Every drop counts.
So the mantra goes in drought-weary California, where long dry spells are interrupted by mostly minor rainstorms like the one we just experienced.
But do these light storms really make a difference?
The rain and snow that falls in Southern California does help recharge our local groundwater supply and fill small reservoirs. But the way California's water system is set up, consistent heavy downpours must also drench Northern California to make a real dent in the drought.
When it rains locally, where does the water go?
Between 80% and 90% of the rain that falls in the urban Southland winds up in a vast storm drain system that eventually dumps it into the ocean, said Bill Patzert, a climatologist with the Jet Propulsion Laboratory in Pasadena.
The county's flood control system, though, managed to capture about 37 million gallons of water from Thursday's storm — enough to serve more than 200 households for a year.
Locally, rain collects in one of 14 reservoirs in the mountains and is held for later use, said Bob Spencer, a spokesman for the L.A. County Department of Public Works. At the same time, water in the system is shunted to sunken basins called "spreading grounds," where it slowly seeps into the ground and replenishes the local aquifer, he said.
About 38% of the county's water comes from local groundwater sources, according to a recent UCLA study.
Are there other ways a storm in Southern California can help?
Rain has nitrogen in it and can acts as "nature's fertilizer," Patzert said. It also cleans the air of dust and pollen, which can help temporarily relieve people suffering from allergies, he added.
And, "to the extent that rainfall convinces people they do not need to water their lawn, it's a big plus," said Doug Carlson of the state Department of Water Resources. He pointed to the month of December, in which Californians experienced heavy rain and statewide water conservation spiked.
Perhaps just as important, simply seeing rain can give residents a psychological boost.
"It's been so dreary and dry, you get a little rain, you get a little hope," Patzert said. "But in terms of genuine relief or hope for a drought-buster? You'd have to be delusional."
Why does Northern California rain matter so much?
Most of the rain and snow in California falls in the northern third of the state and in the Sierra Nevada.
But "the greatest portion of Californians have settled in the part of the state that doesn't get much rainfall," Carlson said. "The wise water engineers and politicians of 50 and 60 years ago recognized that they needed to pull together a plan to account for a lot of water in the north and almost none in the south."
To do that, officials built the State Water Project. Fed by rivers and massive reservoirs, the project delivers water to farmland in the San Joaquin Valley and urban Southern California through an extensive aqueduct system.
"The infrastructure was built in the northern two-thirds of the state," because that's where most of the rain and snow was falling, Carlson said. "The problem is now we've entered a new era where averages don't mean much anymore.

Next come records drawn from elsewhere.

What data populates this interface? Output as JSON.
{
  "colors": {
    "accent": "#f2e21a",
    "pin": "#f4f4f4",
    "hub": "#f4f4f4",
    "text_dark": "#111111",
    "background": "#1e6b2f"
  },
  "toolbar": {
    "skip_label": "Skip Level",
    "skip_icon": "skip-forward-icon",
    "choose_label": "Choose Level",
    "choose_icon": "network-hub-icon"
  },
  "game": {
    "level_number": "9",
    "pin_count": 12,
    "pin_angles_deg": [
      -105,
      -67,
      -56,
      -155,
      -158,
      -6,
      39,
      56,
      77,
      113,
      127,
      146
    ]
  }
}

We've entered an era of variability."
About 58% of the water used in L.A. County comes from outside the region, mostly from the north via the State Water Project and the east from the Colorado River. That imported water is supplied by the Metropolitan Water District of Southern California, which this year is rationing its supply to the 26 cities and water districts it serves, including the Los Angeles Department of Water and Power.
Though Metropolitan is getting its full supply of Colorado River water this year, the State Water Project deliveries are only 20% of requested amounts. The drought has also reduced the amount of water Los Angeles is getting from the Owens Valley, forcing it to buy more supplies from Metropolitan.
To refill Metropolitan's State Water Project supply, the Northern California and mountain areas that have traditionally gotten the lion's share of rain and snow need more of both.
On April 1, Gov. Jerry Brown trekked to a Sierra Nevada meadow and stood on a brown field that normally would have been covered by several feet of snow. The Sierra Nevada snowpack, which normally provides the state with about a third of its water supply, had hit a record low for that day, and Brown used the dramatic backdrop to issue an executive order mandating California's first statewide 25% reduction in water usage.
Lake Oroville, a key northern reservoir that feeds the State Water Project, now holds less water than it did a year ago.
State water resources officials have said it would take 150% of the average rainfall in the northern Sierra for California to recover from the current drought. An index of eight measuring stations there said Friday that 34.1 inches of rain had fallen in the area, about 74% of normal.
And now that summer is weeks away, Patzert does not expect improvement any time soon.
"Unless you have some biblical intervention, we're done," he said. "We've got to get through between now and October. It's guaranteed it's going to be dry."
So how dry has it really been?
Since the water year started in October, Los Angeles County has gotten between 50% and 60% of its normal rainfall, said Jayme Laber, a hydrologist with the National Weather Service.
For example, downtown Los Angeles normally receives more than 14 inches of rain by this time of year. This year, downtown has gotten less than 8 inches.
The region "really lost a lot of ground" during unusually dry winter months, which normally account for the bulk of our rain, Laber said. Between January and March, rainfall downtown was between about 20% and 35% of normal, he said.